Frage an Hannah Neumann von Wolf-Dieter O. bezüglich Gesellschaftspolitik, soziale Gruppen
Sehr geehrte Frau Dr. Neumann,
Stehen Sie für ein Europa der Nationen mit der Konsequenz, den nationalen Parlamenten wieder mehr Einfluss einzuräumen oder vertreten Sie die gegenteilige Politik, die letztlich auf eine Art "Vereinige Staaten von Europa" hinausläuft?
Sehr geehrter Herr Ohme,
die wachsende Bedeutung einer starken EU als Vertreterin der europäischen Bevölkerung in der Welt, als Gegengewicht gegen die Interessen multinationaler Unternehmen und als Streiterin für Frieden, Nachhaltigkeit und eine gerechte globale Entwicklung gerät mit der Nationalstaatsidee des 19. und 20. Jahrhunderts in ein immer größeres Spannungsverhältnis. Die EU soll kein zentralistischer Superstaat sein, aber ich finde doch, dass sie in den Politikbereichen, die wir nur europäisch angehen können (bspw. Klimaschutz, Steuersystem, Handel, Verbraucherschutz, Aueßenpolitik) die Richtlinien für nationale Politik setzen sollte. Und dazu müssen wir auf dem Weg der politischen Integration vorankommen.
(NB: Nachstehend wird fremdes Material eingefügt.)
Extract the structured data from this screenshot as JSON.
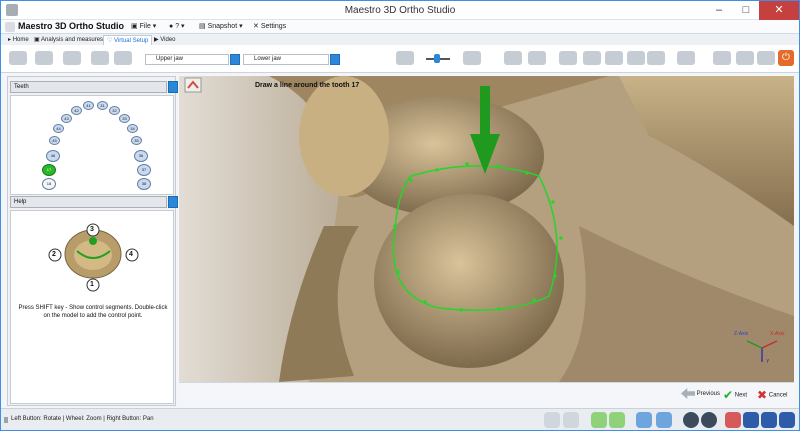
{
  "window": {
    "title": "Maestro 3D Ortho Studio",
    "minimize": "–",
    "maximize": "□",
    "close": "✕"
  },
  "toolbar": {
    "brand": "Maestro 3D Ortho Studio",
    "file": "File",
    "help": "?",
    "snapshot": "Snapshot",
    "settings": "Settings"
  },
  "tabs": [
    {
      "label": "Home"
    },
    {
      "label": "Analysis and measures"
    },
    {
      "label": "Virtual Setup"
    },
    {
      "label": "Video"
    }
  ],
  "ribbon": {
    "upper_jaw": "Upper jaw",
    "lower_jaw": "Lower jaw"
  },
  "sidebar": {
    "teeth_title": "Teeth",
    "help_title": "Help",
    "teeth": [
      {
        "num": "41",
        "sel": false
      },
      {
        "num": "31",
        "sel": false
      },
      {
        "num": "42",
        "sel": false
      },
      {
        "num": "32",
        "sel": false
      },
      {
        "num": "43",
        "sel": false
      },
      {
        "num": "33",
        "sel": false
      },
      {
        "num": "44",
        "sel": false
      },
      {
        "num": "34",
        "sel": false
      },
      {
        "num": "45",
        "sel": false
      },
      {
        "num": "35",
        "sel": false
      },
      {
        "num": "46",
        "sel": false
      },
      {
        "num": "36",
        "sel": false
      },
      {
        "num": "17",
        "sel": true
      },
      {
        "num": "37",
        "sel": false
      },
      {
        "num": "18",
        "sel": false
      },
      {
        "num": "38",
        "sel": false
      }
    ],
    "help_labels": [
      "1",
      "2",
      "3",
      "4"
    ],
    "help_text": "Press SHIFT key - Show control segments. Double-click on the model to add the control point."
  },
  "viewport": {
    "instruction": "Draw a line around the tooth 17",
    "axis_labels": {
      "z": "Z-Axis",
      "x": "X-Axis",
      "y": "Y"
    }
  },
  "navigation": {
    "previous": "Previous",
    "next": "Next",
    "cancel": "Cancel"
  },
  "status": "Left Button: Rotate | Wheel: Zoom | Right Button: Pan",
  "colors": {
    "accent": "#2b88d8",
    "selection": "#2ab82a",
    "arrow": "#1f9a1f",
    "model": "#a58e6c"
  }
}
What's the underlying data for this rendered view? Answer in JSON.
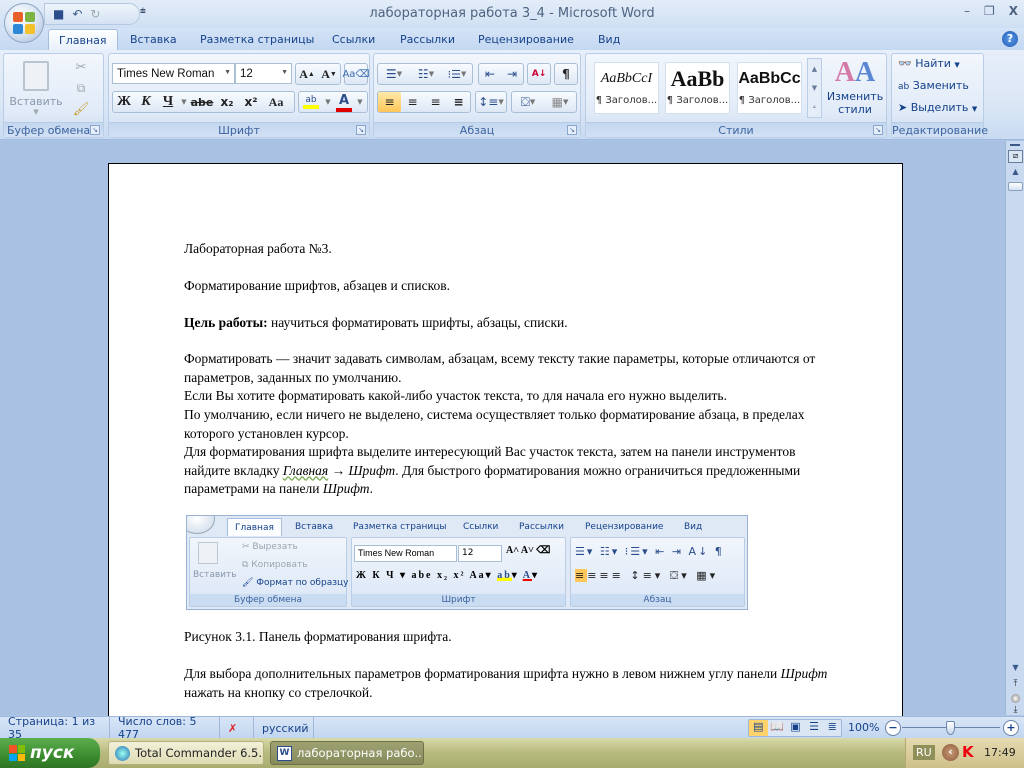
{
  "window": {
    "title": "лабораторная работа 3_4  -  Microsoft Word",
    "controls": {
      "minimize": "–",
      "restore": "❐",
      "close": "X"
    }
  },
  "quick_access": {
    "save": "💾",
    "undo": "↶",
    "redo": "↻",
    "more": "⯆"
  },
  "tabs": [
    {
      "label": "Главная",
      "active": true
    },
    {
      "label": "Вставка"
    },
    {
      "label": "Разметка страницы"
    },
    {
      "label": "Ссылки"
    },
    {
      "label": "Рассылки"
    },
    {
      "label": "Рецензирование"
    },
    {
      "label": "Вид"
    }
  ],
  "help": "?",
  "ribbon": {
    "clipboard": {
      "label": "Буфер обмена",
      "paste": "Вставить"
    },
    "font": {
      "label": "Шрифт",
      "font_name": "Times New Roman",
      "font_size": "12",
      "grow": "A",
      "shrink": "A",
      "bold": "Ж",
      "italic": "К",
      "underline": "Ч",
      "strike": "abe",
      "sub": "x₂",
      "sup": "x²",
      "case": "Aa",
      "highlight_color": "#ffff00",
      "font_color": "#e00000"
    },
    "paragraph": {
      "label": "Абзац",
      "pilcrow": "¶"
    },
    "styles": {
      "label": "Стили",
      "cards": [
        {
          "sample": "AaBbCcI",
          "name": "¶ Заголов..."
        },
        {
          "sample": "AaBb",
          "name": "¶ Заголов..."
        },
        {
          "sample": "AaBbCc",
          "name": "¶ Заголов..."
        }
      ],
      "change_styles": "Изменить стили"
    },
    "editing": {
      "label": "Редактирование",
      "find": "Найти",
      "replace": "Заменить",
      "select": "Выделить"
    }
  },
  "document": {
    "p1": "Лабораторная работа  №3.",
    "p2": "Форматирование шрифтов, абзацев и списков.",
    "p3_bold": "Цель работы:",
    "p3_rest": " научиться форматировать шрифты, абзацы, списки.",
    "p4": "Форматировать — значит задавать символам, абзацам, всему тексту такие параметры, которые отличаются от параметров, заданных по умолчанию.",
    "p5": "Если Вы хотите форматировать какой-либо участок текста, то для начала его нужно выделить.",
    "p6": "По умолчанию, если ничего не выделено, система осуществляет только форматирование абзаца, в пределах которого установлен курсор.",
    "p7_a": "Для форматирования шрифта выделите интересующий Вас участок текста, затем на панели инструментов найдите вкладку ",
    "p7_i1": "Главная",
    "p7_arrow": " → ",
    "p7_i2": "Шрифт",
    "p7_b": ". Для быстрого форматирования можно ограничиться предложенными параметрами на панели ",
    "p7_i3": "Шрифт",
    "p7_end": ".",
    "caption": "Рисунок 3.1. Панель форматирования шрифта.",
    "p8_a": "Для выбора дополнительных параметров форматирования шрифта  нужно в левом нижнем углу панели ",
    "p8_i": "Шрифт",
    "p8_b": " нажать на кнопку со стрелочкой."
  },
  "figure": {
    "tabs": [
      "Главная",
      "Вставка",
      "Разметка страницы",
      "Ссылки",
      "Рассылки",
      "Рецензирование",
      "Вид"
    ],
    "paste": "Вставить",
    "cut": "Вырезать",
    "copy": "Копировать",
    "format_painter": "Формат по образцу",
    "clipboard_label": "Буфер обмена",
    "font_name": "Times New Roman",
    "font_size": "12",
    "font_label": "Шрифт",
    "paragraph_label": "Абзац"
  },
  "statusbar": {
    "page": "Страница: 1 из 35",
    "words": "Число слов: 5 477",
    "language": "русский",
    "zoom": "100%",
    "zoom_level_percent": 100
  },
  "taskbar": {
    "start": "пуск",
    "tasks": [
      {
        "label": "Total Commander 6.5...",
        "active": false
      },
      {
        "label": "лабораторная рабо...",
        "active": true
      }
    ],
    "lang": "RU",
    "clock": "17:49"
  }
}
Wir Grüne wollen eine breite Diskussion über Unionsmodelle wie die Vereinigten Staaten von Europa, den föderativen Bundesstaat oder die Europäische Republik führen und in die Gesellschaft tragen. Als Teil dieser Frage ist auch zu klären, wie die Rolle der Regionen innerhalb der Europäischen Union gestärkt werden kann, also etwa, ob es ausreicht, das Subsidiaritätsprinzip auszuweiten, oder ob in mehr Au- tonomie und Souveränität der Regionen unter einem europäischen Dach auch Chancen liegen. Mittelfristig treten wir dafür ein, den Rat in eine zweite Kammer zu überführen. Wir wollen diskutieren, ob diese aus den Regierungen der Mitgliedstaaten oder den Regionen zusammengesetzt ist. Diese zweite Kammer bildet zusammen mit dem Europäischen Parlament die Legislative.
Zudem wollen wir die Entscheidungsprozesse im Rat verändern: Bei Gesetzgebungsverfahren sollen Fristen eingeführt werden, bis zu denen eine öffentliche Debatte im Rat stattgefunden haben muss. Dabei müssen alle EU-Regierungen ihre jeweils aktuelle Position zum Ratspräsidentschaftsvorschlag vorlegen. Es ist derzeit kaum nachvollziehbar, welches Mitgliedsland sich im Rat wie positioniert. Hier wollen wir mehr Transparenz, sodass alle Mitgliedsländer offenlegen müssen, wofür sie in Brüssel eintreten.
Zudem wollen wir für alle verbleibenden Politikbereiche, in denen heute noch per Einstimmigkeitsprinzip entschieden wird, Mehrheitsentscheidungen einführen. Damit stärken wir Europas Handlungsfähigkeit und verhindern, dass einzelne Mitgliedsländer grundlegende Entscheidungen blockieren können.
Auch wenn wir über die konkrete Ausgestaltung streiten; das wird am Ende auf eine Art „Vereinigte Staaten von Europa“ oder eine „föderale Republik Europa“ rauslaufen. Ich glaube, dass das der einzige Weg ist, um mit den großen politischen Herausforderungen unserer Zeit mithalten zu können. Nationalstaaten alleine werden nicht in der Lage sein, die notwendigen Veränderungen anzustoßen, um die Klimakrise einzudämmen, Großkonzerne in die Schranken zu weisen und den Autokratien und Diktaturen in unsere Nachbarschaft dauerhaft ein alternatives Politikmodell entgegen zu setzen. Deswegen halte ich das für den richtigen Weg.